Elle fit la moue, et j’éclatai de rire avant d’entreprendre de la chatouiller pour la dérider, ce qui ne loupa pas puisque elle ne put se retenir plus se retenir plus de trente secondes, avant de partir d’un éclat de rire pas possible, si ses parents n’étaient pas déjà réveillés, on pouvait dire qu’ils l’étaient maintenant, plus aucun doute. Ce qui ne loupa puisque trente secondes plus tard, alors qu’elle était écroulée au sol, moi au dessus d’elle continuant ma torture, voilà que le porte se met à grincer.
Grillés, et pile au moment où je la chatouillai sous son haut de pyjama, car on sait tous que chatouiller quelqu'un au travers d'un morceau de tissu à moins d'effet que sur la peau nue, et puis, c'est ma copine après tout, j'ai le droit de glisser mes mains par ici, non ?
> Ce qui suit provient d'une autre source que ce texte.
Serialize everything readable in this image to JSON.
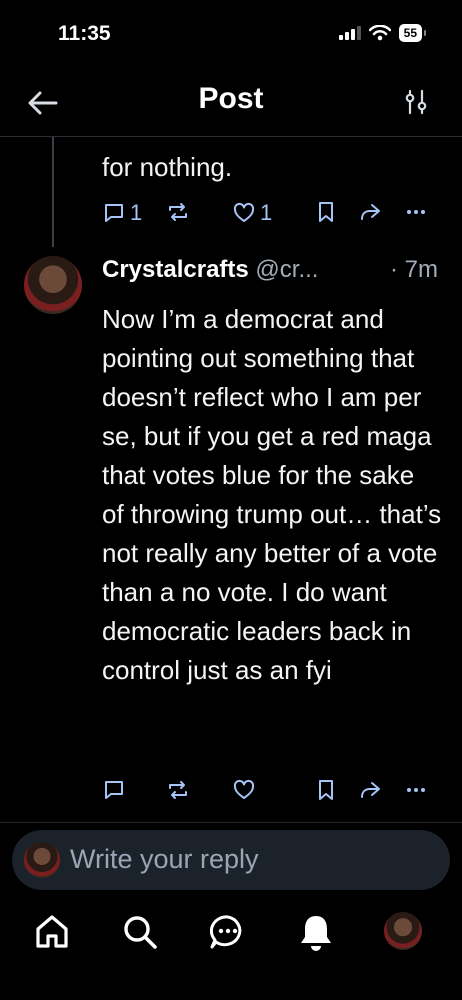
{
  "status_bar": {
    "time": "11:35",
    "battery": "55"
  },
  "header": {
    "title": "Post"
  },
  "previous_post": {
    "text_fragment": "for nothing.",
    "reply_count": "1",
    "like_count": "1"
  },
  "post": {
    "author": "Crystalcrafts",
    "handle": "@cr...",
    "time": "· 7m",
    "text": "Now I’m a democrat and pointing out something that doesn’t reflect who I am per se, but if you get a red maga that votes blue for the sake of throwing trump out… that’s not really any better of a vote than a no vote. I do want democratic leaders back in control just as an fyi"
  },
  "reply_box": {
    "placeholder": "Write your reply"
  },
  "colors": {
    "background": "#000000",
    "accent": "#a6c4f5",
    "muted": "#a3adb8"
  },
  "icons": [
    "back-arrow-icon",
    "filter-icon",
    "reply-icon",
    "repost-icon",
    "like-icon",
    "bookmark-icon",
    "share-icon",
    "more-icon",
    "home-icon",
    "search-icon",
    "chat-icon",
    "bell-icon"
  ]
}
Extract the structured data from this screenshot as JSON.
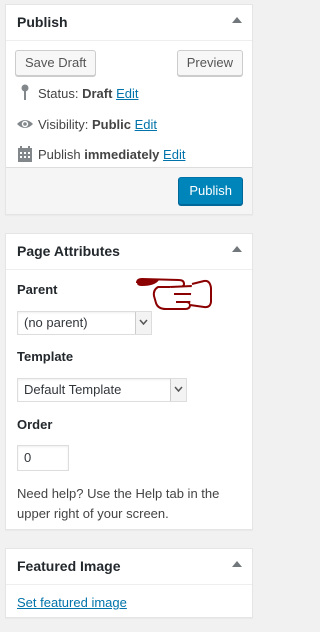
{
  "publish": {
    "title": "Publish",
    "save_draft": "Save Draft",
    "preview": "Preview",
    "status_label": "Status:",
    "status_value": "Draft",
    "visibility_label": "Visibility:",
    "visibility_value": "Public",
    "publish_label": "Publish",
    "publish_value": "immediately",
    "edit": "Edit",
    "publish_button": "Publish"
  },
  "page_attributes": {
    "title": "Page Attributes",
    "parent_label": "Parent",
    "parent_selected": "(no parent)",
    "template_label": "Template",
    "template_selected": "Default Template",
    "order_label": "Order",
    "order_value": "0",
    "help_text": "Need help? Use the Help tab in the upper right of your screen."
  },
  "featured_image": {
    "title": "Featured Image",
    "set_link": "Set featured image"
  },
  "icons": [
    "pin-icon",
    "eye-icon",
    "calendar-icon",
    "pointing-hand-icon",
    "toggle-arrow-icon",
    "select-arrow-icon"
  ],
  "colors": {
    "link": "#0073aa",
    "primary_button": "#0085ba",
    "hand_annotation": "#8b0000"
  }
}
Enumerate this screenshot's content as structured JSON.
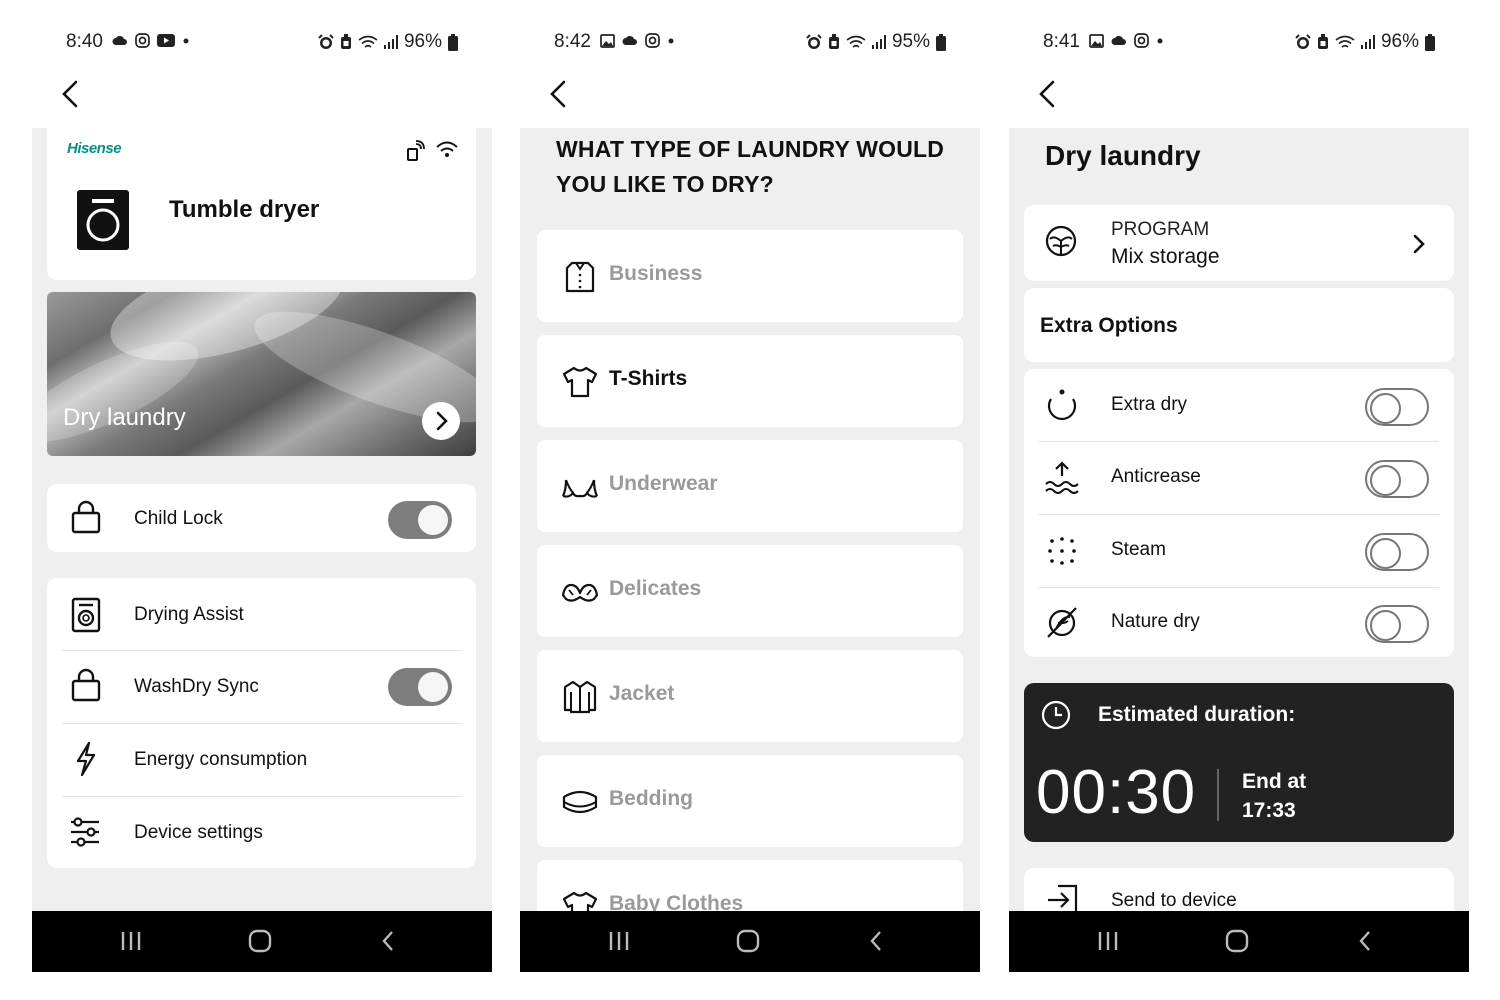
{
  "screens": [
    {
      "status": {
        "time": "8:40",
        "battery": "96%"
      },
      "brand": "Hisense",
      "device_title": "Tumble dryer",
      "hero_label": "Dry laundry",
      "child_lock_label": "Child Lock",
      "menu": [
        {
          "label": "Drying Assist",
          "icon": "dryer-icon"
        },
        {
          "label": "WashDry Sync",
          "icon": "lock-icon",
          "toggle": true
        },
        {
          "label": "Energy consumption",
          "icon": "bolt-icon"
        },
        {
          "label": "Device settings",
          "icon": "sliders-icon"
        }
      ]
    },
    {
      "status": {
        "time": "8:42",
        "battery": "95%"
      },
      "question": "WHAT TYPE OF LAUNDRY WOULD YOU LIKE TO DRY?",
      "laundry_types": [
        {
          "label": "Business",
          "icon": "shirt-icon",
          "selected": false
        },
        {
          "label": "T-Shirts",
          "icon": "tshirt-icon",
          "selected": true
        },
        {
          "label": "Underwear",
          "icon": "underwear-icon",
          "selected": false
        },
        {
          "label": "Delicates",
          "icon": "bra-icon",
          "selected": false
        },
        {
          "label": "Jacket",
          "icon": "jacket-icon",
          "selected": false
        },
        {
          "label": "Bedding",
          "icon": "bedding-icon",
          "selected": false
        },
        {
          "label": "Baby Clothes",
          "icon": "babyclothes-icon",
          "selected": false
        }
      ]
    },
    {
      "status": {
        "time": "8:41",
        "battery": "96%"
      },
      "title": "Dry laundry",
      "program_label": "PROGRAM",
      "program_value": "Mix storage",
      "extra_title": "Extra Options",
      "options": [
        {
          "label": "Extra dry",
          "icon": "extradry-icon",
          "on": false
        },
        {
          "label": "Anticrease",
          "icon": "anticrease-icon",
          "on": false
        },
        {
          "label": "Steam",
          "icon": "steam-icon",
          "on": false
        },
        {
          "label": "Nature dry",
          "icon": "naturedry-icon",
          "on": false
        }
      ],
      "estimated_label": "Estimated duration:",
      "duration": "00:30",
      "end_label": "End at",
      "end_time": "17:33",
      "send_label": "Send to device"
    }
  ],
  "colors": {
    "brand": "#0a8f86",
    "dark_panel": "#222222",
    "bg": "#efefef",
    "toggle_on": "#7d7d7d"
  }
}
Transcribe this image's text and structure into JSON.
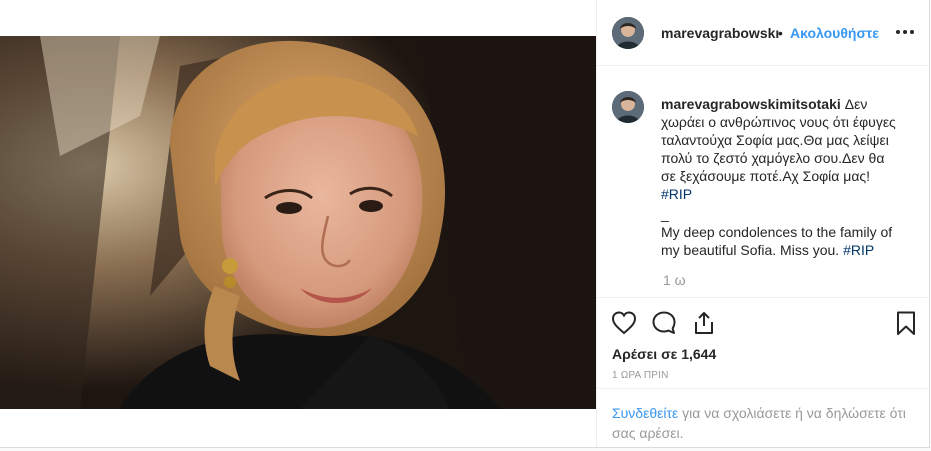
{
  "post": {
    "author": "marevagrabowski",
    "author_display": "marevagrabowskı",
    "dot": "•",
    "follow_label": "Ακολουθήστε",
    "more_icon": "more-options-icon",
    "caption": {
      "username": "marevagrabowskimitsotaki",
      "greek_text": "Δεν χωράει ο ανθρώπινος νους ότι έφυγες ταλαντούχα Σοφία μας.Θα μας λείψει πολύ το ζεστό χαμόγελο σου.Δεν θα σε ξεχάσουμε ποτέ.Αχ Σοφία μας!",
      "greek_hashtag": "#RIP",
      "separator": "_",
      "english_text": "My deep condolences to the family of my beautiful Sofia. Miss you.",
      "english_hashtag": "#RIP",
      "time_ago": "1 ω"
    },
    "actions": {
      "like_icon": "heart-icon",
      "comment_icon": "comment-icon",
      "share_icon": "share-icon",
      "save_icon": "bookmark-icon"
    },
    "likes_text": "Αρέσει σε 1,644",
    "posted_text": "1 ΩΡΑ ΠΡΙΝ",
    "comment_prompt": {
      "link": "Συνδεθείτε",
      "rest": " για να σχολιάσετε ή να δηλώσετε ότι σας αρέσει."
    }
  }
}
- Je vois qu’il y a de l’ambiance par ici, nous sourit Meryll vêtue de son pyjama, pas le moins du monde choquée de voir sa fille étendue au sol, un gars au dessus d’elle, et les mains étrangement baladeuses.
- Désolée si on t’a réveillé Maman, s’excusa aussitôt Méré en se relevant, tandis que je m’éloignais d’elle pour m’asseoir au sol, contre le lit.
Elle s’approcha de nous, avant de s’accroupir au sol, pour nous parler.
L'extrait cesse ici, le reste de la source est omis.